The common trope about "free" services is that you pay with your data. In light of the recent Instagram policy changes, I have wondered how much we actually value our data. So, I would like to know, if Facebook was willing to give us a choice to either:<p>1) pay with personal data<p>OR<p>2) pay with an actual monthly fee<p>Which would you choose?<p>What would be your upper limit to pay?<p>Is this for any data service, or would you pay different amounts for Facebook vs Instagram or others?<p>On a related note, Facebook revenue for 3rd quarter of 2012 was 1.26 Billion [1]. Their total user base is 1.01 Billion [2]. That translates to ~$1.25 quarter/person or ~$0.41 month/person.<p>Obviously Facebook's value is in huge data sets, i.e. the value of the population is greater than a sum of its parts.
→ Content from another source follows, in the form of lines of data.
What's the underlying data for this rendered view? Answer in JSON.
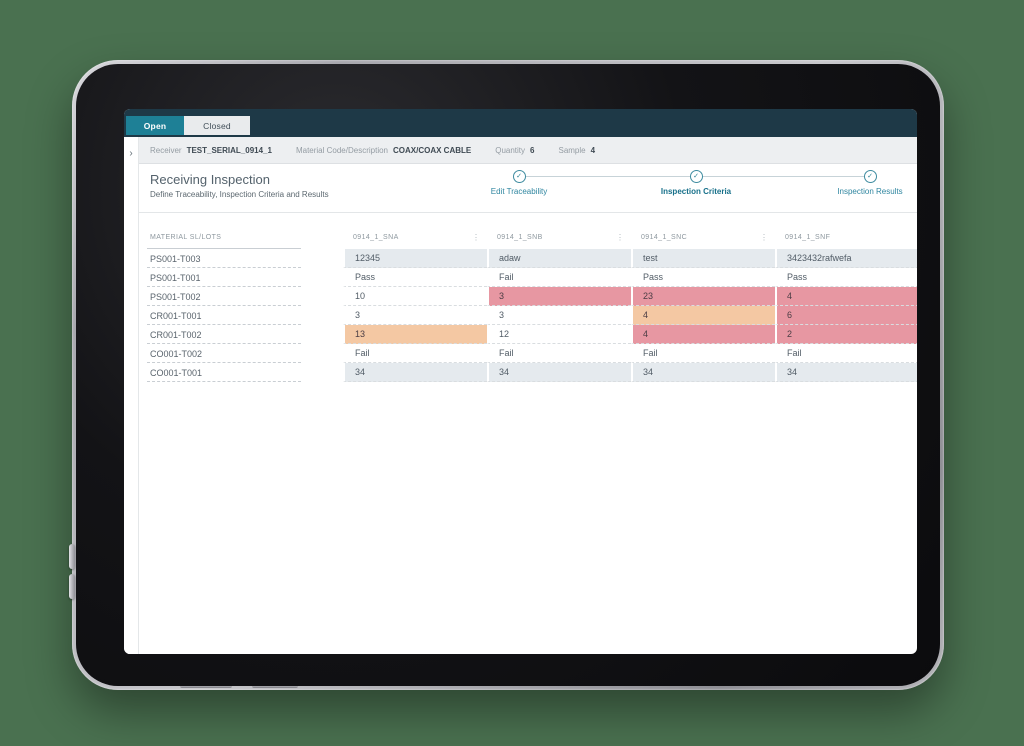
{
  "tabs": [
    {
      "label": "Open",
      "active": true
    },
    {
      "label": "Closed",
      "active": false
    }
  ],
  "sidebar": {
    "expand_icon": "›"
  },
  "breadcrumb": {
    "items": [
      {
        "label": "Receiver",
        "value": "TEST_SERIAL_0914_1"
      },
      {
        "label": "Material Code/Description",
        "value": "COAX/COAX CABLE"
      },
      {
        "label": "Quantity",
        "value": "6"
      },
      {
        "label": "Sample",
        "value": "4"
      }
    ]
  },
  "page": {
    "title": "Receiving Inspection",
    "subtitle": "Define Traceability, Inspection Criteria and Results"
  },
  "stepper": {
    "steps": [
      {
        "label": "Edit Traceability",
        "icon": "✓",
        "active": false
      },
      {
        "label": "Inspection Criteria",
        "icon": "✓",
        "active": true
      },
      {
        "label": "Inspection Results",
        "icon": "✓",
        "active": false
      }
    ]
  },
  "table": {
    "first_col_header": "MATERIAL SL/LOTS",
    "columns": [
      {
        "label": "0914_1_SNA",
        "menu_icon": "⋮"
      },
      {
        "label": "0914_1_SNB",
        "menu_icon": "⋮"
      },
      {
        "label": "0914_1_SNC",
        "menu_icon": "⋮"
      },
      {
        "label": "0914_1_SNF",
        "menu_icon": ""
      }
    ],
    "rows": [
      {
        "lot": "PS001-T003",
        "values": [
          "12345",
          "adaw",
          "test",
          "3423432rafwefa"
        ],
        "states": [
          "filled",
          "filled",
          "filled",
          "filled"
        ]
      },
      {
        "lot": "PS001-T001",
        "values": [
          "Pass",
          "Fail",
          "Pass",
          "Pass"
        ],
        "states": [
          "default",
          "default",
          "default",
          "default"
        ]
      },
      {
        "lot": "PS001-T002",
        "values": [
          "10",
          "3",
          "23",
          "4"
        ],
        "states": [
          "default",
          "fail",
          "fail",
          "fail"
        ]
      },
      {
        "lot": "CR001-T001",
        "values": [
          "3",
          "3",
          "4",
          "6"
        ],
        "states": [
          "default",
          "default",
          "warn",
          "fail"
        ]
      },
      {
        "lot": "CR001-T002",
        "values": [
          "13",
          "12",
          "4",
          "2"
        ],
        "states": [
          "warn",
          "default",
          "fail",
          "fail"
        ]
      },
      {
        "lot": "CO001-T002",
        "values": [
          "Fail",
          "Fail",
          "Fail",
          "Fail"
        ],
        "states": [
          "default",
          "default",
          "default",
          "default"
        ]
      },
      {
        "lot": "CO001-T001",
        "values": [
          "34",
          "34",
          "34",
          "34"
        ],
        "states": [
          "filled",
          "filled",
          "filled",
          "filled"
        ]
      }
    ]
  },
  "colors": {
    "accent_teal": "#1e8096",
    "header_navy": "#1e3947",
    "cell_fail_red": "#e797a2",
    "cell_warn_orange": "#f4c8a3",
    "cell_readonly_gray": "#e5eaee",
    "device_background_green": "#4a7150"
  }
}
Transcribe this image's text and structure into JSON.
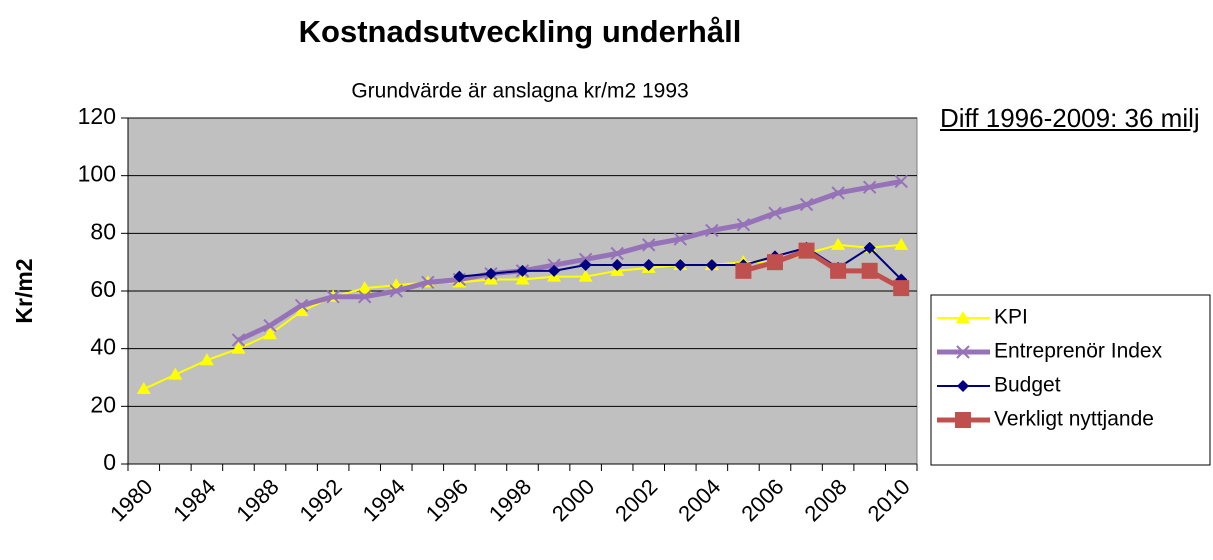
{
  "chart_data": {
    "type": "line",
    "title": "Kostnadsutveckling underhåll",
    "subtitle": "Grundvärde är anslagna kr/m2 1993",
    "y_label": "Kr/m2",
    "annotation": "Diff 1996-2009: 36 milj",
    "categories": [
      "1980",
      null,
      "1984",
      null,
      "1988",
      null,
      "1992",
      null,
      "1994",
      null,
      "1996",
      null,
      "1998",
      null,
      "2000",
      null,
      "2002",
      null,
      "2004",
      null,
      "2006",
      null,
      "2008",
      null,
      "2010"
    ],
    "series": [
      {
        "name": "KPI",
        "color": "#ffff00",
        "marker": "triangle",
        "values": [
          26,
          31,
          36,
          40,
          45,
          53,
          58,
          61,
          62,
          63,
          63,
          64,
          64,
          65,
          65,
          67,
          68,
          69,
          69,
          70,
          70,
          73,
          76,
          75,
          76
        ]
      },
      {
        "name": "Entreprenör Index",
        "color": "#9673b9",
        "marker": "x",
        "values": [
          null,
          null,
          null,
          43,
          48,
          55,
          58,
          58,
          60,
          63,
          64,
          66,
          67,
          69,
          71,
          73,
          76,
          78,
          81,
          83,
          87,
          90,
          94,
          96,
          98
        ]
      },
      {
        "name": "Budget",
        "color": "#000080",
        "marker": "diamond",
        "values": [
          null,
          null,
          null,
          null,
          null,
          null,
          null,
          null,
          null,
          null,
          65,
          66,
          67,
          67,
          69,
          69,
          69,
          69,
          69,
          69,
          72,
          75,
          68,
          75,
          64
        ]
      },
      {
        "name": "Verkligt nyttjande",
        "color": "#c0504d",
        "marker": "square",
        "values": [
          null,
          null,
          null,
          null,
          null,
          null,
          null,
          null,
          null,
          null,
          null,
          null,
          null,
          null,
          null,
          null,
          null,
          null,
          null,
          67,
          70,
          74,
          67,
          67,
          61
        ]
      }
    ],
    "ylim": [
      0,
      120
    ],
    "yticks": [
      0,
      20,
      40,
      60,
      80,
      100,
      120
    ],
    "grid": true,
    "legend": "right"
  }
}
Nonetheless, it doesn't seem unreasonable to possibly be able to pay your way to privacy.<p>[1] http://www.nytimes.com/2012/10/24/technology/facebook-revenue-surpasses-forecasts.html?_r=0<p>[2] http://finance.yahoo.com/news/number-active-users-facebook-over-years-214600186--finance.html
======
geophile
Would I pay? Possibly, if the company could convince me that they are
trustworthy.

Would I pay Facebook? No, they haven't proven very trustworthy.

------
27182818284
This is the idea behind App.net, right? Although they aren't taking
wheelbarrows of cash to the bank, they did prove that there is a small
(dying?) demand for it.

Heck I even considered joining App.net, but I couldn't quite talk myself into
it because, frankly, nothing that Facebook, Instagram, etc, have done anything
that I find that terrible. (In that I"m not alone given the 1 billion users)

------
jamesjguthrie
I would leave Facebook rather than pay for anything. I'd spend more time on
Twitter or Google Plus.

------
oboizt
There is no chance that I would pay Facebook a monthly fee. I love Facebook,
but I would start using it differently or jump ship entirely if I suddenly had
to start paying for it.

------
ixacto
If they can't make the effort to call/text, then why do you even have them as
a 'friend'?

------
beagle3
No!

What happens when they fail to process a payment? (e.g., I'm on vacation and
Visa decided to block my card due to "suspicious activity" - this HAS happened
to me before). Do they cut the proverbial pinky off my data to make me pay and
show me they are serious?

------
bmelton
Having tried to delete my FB account a few times, I would gladly give them a
$10 one-time payment to just delete my content and stop mailing me about
friend requests and new "people I might know".